Calculate each term:

\( 0.06^4 = 0.00001296 \), \( 0.05^4 = 0.00000625 \)

\[ J = \frac{\pi}{32} (0.00001296 - 0.00000625) = \frac{\pi}{32} \times 0.00000671 = 6.59 \times 10^{-7} \text{ m}^4 \]

Step 3: Calculate shear stress \( \tau \) on the outer surface:

Using formula \( \tau = \frac{T c}{J} \), where \( c = d_o/2 = 0.03 \text{ m} \)

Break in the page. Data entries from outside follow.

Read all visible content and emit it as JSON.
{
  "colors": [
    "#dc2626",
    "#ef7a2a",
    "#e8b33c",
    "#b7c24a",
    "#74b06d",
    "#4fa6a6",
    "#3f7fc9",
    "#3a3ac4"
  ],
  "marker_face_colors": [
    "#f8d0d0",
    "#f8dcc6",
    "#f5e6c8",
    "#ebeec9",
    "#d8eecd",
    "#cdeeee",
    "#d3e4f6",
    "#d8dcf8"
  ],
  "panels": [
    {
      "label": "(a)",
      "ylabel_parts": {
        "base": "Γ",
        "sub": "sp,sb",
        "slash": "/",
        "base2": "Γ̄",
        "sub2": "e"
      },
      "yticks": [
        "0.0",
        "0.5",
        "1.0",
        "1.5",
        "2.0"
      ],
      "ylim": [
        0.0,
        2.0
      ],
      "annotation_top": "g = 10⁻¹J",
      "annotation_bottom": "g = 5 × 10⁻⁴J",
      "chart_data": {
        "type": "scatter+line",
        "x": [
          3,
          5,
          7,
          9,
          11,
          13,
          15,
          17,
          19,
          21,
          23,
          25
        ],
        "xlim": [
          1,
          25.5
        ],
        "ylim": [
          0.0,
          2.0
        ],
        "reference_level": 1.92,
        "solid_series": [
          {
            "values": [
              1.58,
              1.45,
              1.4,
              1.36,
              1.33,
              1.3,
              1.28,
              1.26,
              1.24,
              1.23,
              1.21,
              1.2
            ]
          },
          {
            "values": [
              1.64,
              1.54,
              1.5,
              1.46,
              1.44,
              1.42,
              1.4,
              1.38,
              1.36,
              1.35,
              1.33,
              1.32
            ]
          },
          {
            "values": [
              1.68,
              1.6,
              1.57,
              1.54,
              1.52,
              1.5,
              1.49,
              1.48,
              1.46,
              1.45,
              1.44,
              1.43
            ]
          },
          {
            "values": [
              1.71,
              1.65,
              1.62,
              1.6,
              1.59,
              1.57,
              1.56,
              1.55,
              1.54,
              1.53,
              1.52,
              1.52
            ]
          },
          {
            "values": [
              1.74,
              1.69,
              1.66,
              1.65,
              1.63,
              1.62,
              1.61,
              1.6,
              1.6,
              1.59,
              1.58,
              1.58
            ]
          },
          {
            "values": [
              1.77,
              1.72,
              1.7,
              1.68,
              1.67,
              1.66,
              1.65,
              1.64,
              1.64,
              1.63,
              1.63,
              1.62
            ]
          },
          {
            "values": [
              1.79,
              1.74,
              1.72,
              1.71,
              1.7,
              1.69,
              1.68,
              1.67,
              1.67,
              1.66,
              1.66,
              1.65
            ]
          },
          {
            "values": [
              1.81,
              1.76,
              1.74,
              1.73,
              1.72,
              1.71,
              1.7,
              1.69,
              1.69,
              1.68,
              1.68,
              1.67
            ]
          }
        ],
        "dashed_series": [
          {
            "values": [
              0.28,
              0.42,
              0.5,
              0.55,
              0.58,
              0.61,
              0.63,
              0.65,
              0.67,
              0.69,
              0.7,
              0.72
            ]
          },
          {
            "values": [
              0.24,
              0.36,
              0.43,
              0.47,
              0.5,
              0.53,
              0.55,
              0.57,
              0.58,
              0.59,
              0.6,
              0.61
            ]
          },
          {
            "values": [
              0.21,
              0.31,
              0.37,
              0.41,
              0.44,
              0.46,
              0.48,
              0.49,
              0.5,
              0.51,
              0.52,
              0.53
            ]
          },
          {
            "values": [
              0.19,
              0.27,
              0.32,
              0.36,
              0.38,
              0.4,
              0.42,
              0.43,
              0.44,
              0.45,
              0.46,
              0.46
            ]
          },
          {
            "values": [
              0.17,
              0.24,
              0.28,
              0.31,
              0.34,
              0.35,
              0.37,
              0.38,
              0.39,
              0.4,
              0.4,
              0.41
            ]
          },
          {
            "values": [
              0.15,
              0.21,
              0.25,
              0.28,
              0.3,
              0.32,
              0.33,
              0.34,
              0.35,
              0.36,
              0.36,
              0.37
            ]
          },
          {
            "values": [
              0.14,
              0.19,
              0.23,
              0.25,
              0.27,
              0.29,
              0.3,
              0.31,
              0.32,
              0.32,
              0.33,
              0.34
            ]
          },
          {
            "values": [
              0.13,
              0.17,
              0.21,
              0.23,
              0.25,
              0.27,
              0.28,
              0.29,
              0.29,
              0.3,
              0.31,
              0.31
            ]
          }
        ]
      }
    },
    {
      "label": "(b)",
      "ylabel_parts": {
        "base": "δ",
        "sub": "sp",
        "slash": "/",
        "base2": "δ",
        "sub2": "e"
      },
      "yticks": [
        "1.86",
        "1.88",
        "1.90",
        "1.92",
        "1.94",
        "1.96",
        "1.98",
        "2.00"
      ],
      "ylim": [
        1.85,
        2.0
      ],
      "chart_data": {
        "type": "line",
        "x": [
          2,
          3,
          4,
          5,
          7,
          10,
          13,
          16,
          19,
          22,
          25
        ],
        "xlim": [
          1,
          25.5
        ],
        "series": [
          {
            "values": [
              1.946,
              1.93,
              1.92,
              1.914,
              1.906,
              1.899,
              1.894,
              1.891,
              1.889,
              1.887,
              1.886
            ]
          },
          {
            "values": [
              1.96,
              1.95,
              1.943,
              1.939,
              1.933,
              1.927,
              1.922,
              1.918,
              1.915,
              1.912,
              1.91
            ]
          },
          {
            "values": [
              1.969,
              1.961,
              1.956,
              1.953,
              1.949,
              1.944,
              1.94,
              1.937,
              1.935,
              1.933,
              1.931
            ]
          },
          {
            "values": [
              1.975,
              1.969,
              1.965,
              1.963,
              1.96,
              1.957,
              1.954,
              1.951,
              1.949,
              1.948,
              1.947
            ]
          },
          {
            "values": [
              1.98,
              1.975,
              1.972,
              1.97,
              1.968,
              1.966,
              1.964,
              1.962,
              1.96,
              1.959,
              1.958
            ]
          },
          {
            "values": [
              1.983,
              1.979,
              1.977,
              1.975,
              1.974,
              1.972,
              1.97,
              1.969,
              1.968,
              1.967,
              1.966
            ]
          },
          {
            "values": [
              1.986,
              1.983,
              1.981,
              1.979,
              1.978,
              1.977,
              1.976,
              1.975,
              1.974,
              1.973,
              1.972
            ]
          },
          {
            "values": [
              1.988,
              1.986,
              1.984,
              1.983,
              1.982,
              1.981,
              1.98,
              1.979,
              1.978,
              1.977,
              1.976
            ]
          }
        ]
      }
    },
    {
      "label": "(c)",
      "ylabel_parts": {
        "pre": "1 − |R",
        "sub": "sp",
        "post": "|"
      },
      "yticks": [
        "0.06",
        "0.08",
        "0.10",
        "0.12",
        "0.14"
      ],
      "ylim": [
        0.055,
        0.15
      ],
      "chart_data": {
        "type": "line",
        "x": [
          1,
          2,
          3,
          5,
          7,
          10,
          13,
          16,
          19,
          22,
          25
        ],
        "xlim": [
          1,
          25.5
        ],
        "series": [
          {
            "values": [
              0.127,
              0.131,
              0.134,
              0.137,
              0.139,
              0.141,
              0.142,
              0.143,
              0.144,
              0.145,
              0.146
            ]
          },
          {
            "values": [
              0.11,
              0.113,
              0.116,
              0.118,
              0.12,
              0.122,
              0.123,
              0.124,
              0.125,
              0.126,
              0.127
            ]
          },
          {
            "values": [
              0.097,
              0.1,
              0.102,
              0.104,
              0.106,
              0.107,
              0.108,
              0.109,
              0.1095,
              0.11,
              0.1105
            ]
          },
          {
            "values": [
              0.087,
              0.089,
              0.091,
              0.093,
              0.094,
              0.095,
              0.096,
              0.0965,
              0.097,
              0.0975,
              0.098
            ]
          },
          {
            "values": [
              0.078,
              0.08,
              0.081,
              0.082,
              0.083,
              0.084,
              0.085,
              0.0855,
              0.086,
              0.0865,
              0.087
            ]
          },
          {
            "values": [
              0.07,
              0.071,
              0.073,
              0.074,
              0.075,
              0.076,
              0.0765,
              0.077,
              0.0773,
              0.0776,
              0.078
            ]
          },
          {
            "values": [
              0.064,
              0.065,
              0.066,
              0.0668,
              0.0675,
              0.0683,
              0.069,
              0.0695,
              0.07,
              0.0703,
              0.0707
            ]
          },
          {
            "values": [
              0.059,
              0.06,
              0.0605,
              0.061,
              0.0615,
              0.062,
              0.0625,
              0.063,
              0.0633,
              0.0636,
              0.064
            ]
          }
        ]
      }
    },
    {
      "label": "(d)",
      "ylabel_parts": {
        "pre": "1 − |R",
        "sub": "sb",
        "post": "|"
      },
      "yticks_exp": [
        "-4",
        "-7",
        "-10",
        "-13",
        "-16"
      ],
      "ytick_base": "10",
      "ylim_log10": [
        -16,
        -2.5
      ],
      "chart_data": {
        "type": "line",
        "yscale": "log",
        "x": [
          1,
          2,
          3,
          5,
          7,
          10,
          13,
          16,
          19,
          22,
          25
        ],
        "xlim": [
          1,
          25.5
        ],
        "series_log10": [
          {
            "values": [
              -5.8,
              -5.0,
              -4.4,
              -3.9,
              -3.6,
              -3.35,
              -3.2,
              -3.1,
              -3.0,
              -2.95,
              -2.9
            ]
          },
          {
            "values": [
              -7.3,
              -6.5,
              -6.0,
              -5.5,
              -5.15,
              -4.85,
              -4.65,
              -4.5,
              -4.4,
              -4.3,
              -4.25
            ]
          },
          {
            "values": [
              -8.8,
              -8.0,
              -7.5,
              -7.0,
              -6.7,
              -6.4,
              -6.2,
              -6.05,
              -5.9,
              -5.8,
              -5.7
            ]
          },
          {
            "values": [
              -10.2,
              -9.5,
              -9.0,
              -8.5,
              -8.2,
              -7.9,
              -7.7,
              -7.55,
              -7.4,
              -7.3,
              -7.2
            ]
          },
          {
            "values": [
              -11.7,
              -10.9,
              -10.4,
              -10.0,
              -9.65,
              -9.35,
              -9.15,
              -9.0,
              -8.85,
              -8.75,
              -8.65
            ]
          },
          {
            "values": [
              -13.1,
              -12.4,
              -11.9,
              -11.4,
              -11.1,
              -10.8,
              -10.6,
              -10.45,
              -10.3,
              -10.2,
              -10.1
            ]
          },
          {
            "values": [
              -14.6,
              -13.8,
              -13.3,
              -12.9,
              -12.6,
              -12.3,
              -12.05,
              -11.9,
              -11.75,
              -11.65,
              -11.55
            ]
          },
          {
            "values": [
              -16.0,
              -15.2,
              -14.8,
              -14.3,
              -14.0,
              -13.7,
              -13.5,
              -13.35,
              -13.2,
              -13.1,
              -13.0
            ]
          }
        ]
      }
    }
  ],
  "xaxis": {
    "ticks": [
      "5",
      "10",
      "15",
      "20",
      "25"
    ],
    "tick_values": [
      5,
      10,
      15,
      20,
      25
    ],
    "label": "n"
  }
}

\[ \tau = \frac{180 \times 0.03}{6.59 \times 10^{-7}} = 8.19 \times 10^{6} \text{ Pa} = 8.19 \text{ MPa} \]

Step 4: Calculate the angle of twist:

\[ \theta = \frac{T L}{G J} = \frac{180 \times 1.5}{80 \times 10^9 \times 6.59 \times 10^{-7}} = \frac{270}{52720} = 0.00512 \text{ radians} \]

Convert to degrees:

\[ \theta = 0.00512 \times \frac{180}{\pi} = 0.293^{\circ} \]

Answer: Shear stress in the tube wall is approximately 8.19 MPa and angle of twist is about 0.293 degrees.